Hi,

* Daniel Baulig wrote (2006-05-24 01:29):
>Thorsten Haude wrote:
>>* Daniel Baulig wrote (2006-05-23 20:10):
>>>Thorsten Haude wrote:
>>It's a file (aptly called 'core', sometimes 'core.$PID') created by
>>the OS if a process crashes. The file contains information about the
>>process the moment it crashed and can help in debugging. This is also
>>called 'throwing a core' or 'core dump'.
>>
>>The file is not always created for various reasons. If it is not,
>>please send the result of 'ulimit -a'.
>
>I suppose the file should be created in the user's home directory, which 
> it is not.

No, sorry, it's created in the process' working directory.

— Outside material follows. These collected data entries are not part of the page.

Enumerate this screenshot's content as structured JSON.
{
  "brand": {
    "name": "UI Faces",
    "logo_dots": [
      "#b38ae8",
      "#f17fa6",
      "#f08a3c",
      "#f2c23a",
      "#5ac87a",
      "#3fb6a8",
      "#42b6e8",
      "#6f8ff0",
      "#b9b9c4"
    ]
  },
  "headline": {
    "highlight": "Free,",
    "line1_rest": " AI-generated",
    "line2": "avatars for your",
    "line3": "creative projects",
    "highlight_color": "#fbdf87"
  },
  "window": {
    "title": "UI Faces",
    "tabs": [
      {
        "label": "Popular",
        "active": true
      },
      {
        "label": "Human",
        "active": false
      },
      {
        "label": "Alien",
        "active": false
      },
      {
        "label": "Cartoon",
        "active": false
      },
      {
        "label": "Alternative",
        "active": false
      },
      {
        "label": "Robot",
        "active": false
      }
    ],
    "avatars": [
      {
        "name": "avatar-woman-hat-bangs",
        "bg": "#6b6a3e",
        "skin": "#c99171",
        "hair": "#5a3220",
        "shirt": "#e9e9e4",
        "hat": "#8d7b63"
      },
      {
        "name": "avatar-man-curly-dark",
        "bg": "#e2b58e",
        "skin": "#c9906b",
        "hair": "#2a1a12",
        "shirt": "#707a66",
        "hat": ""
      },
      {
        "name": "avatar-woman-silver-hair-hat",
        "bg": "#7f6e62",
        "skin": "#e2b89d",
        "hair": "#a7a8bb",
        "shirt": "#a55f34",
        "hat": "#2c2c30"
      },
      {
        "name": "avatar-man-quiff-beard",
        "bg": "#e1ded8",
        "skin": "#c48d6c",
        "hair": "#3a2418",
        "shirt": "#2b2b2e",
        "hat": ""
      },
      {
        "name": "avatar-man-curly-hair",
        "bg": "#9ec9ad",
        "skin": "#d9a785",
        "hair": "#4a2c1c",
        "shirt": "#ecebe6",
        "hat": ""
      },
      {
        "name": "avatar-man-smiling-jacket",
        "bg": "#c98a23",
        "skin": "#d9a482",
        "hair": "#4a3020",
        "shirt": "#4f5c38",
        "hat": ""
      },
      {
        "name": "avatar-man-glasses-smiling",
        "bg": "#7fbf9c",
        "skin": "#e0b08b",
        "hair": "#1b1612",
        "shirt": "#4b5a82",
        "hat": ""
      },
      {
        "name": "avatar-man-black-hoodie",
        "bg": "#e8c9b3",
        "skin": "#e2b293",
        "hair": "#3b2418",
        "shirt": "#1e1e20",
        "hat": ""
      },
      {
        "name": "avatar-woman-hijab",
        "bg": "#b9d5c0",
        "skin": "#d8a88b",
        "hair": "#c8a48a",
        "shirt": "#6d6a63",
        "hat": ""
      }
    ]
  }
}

>core file size          (blocks, -c) 0

This means that no cores are created. If you want to change this, just
enter 'ulimit -c 200000' (or another large number) before you start
the process which would crash.


>However, I just figured, that the term "crash" might not be 100% 
>correct. Actually nedit does not crash totally, but sort of hang. I 
>cannot press any control elements, and it will not redraw any elements 
>anymore. However, I have to kill it to get rid of it completely.

Most signals dump core, so you might try to raise the core limit and
try again.


Thorsten
-- 
Emacs is for people who desperately want to get drunk,
but feel guilty doing so without a reason.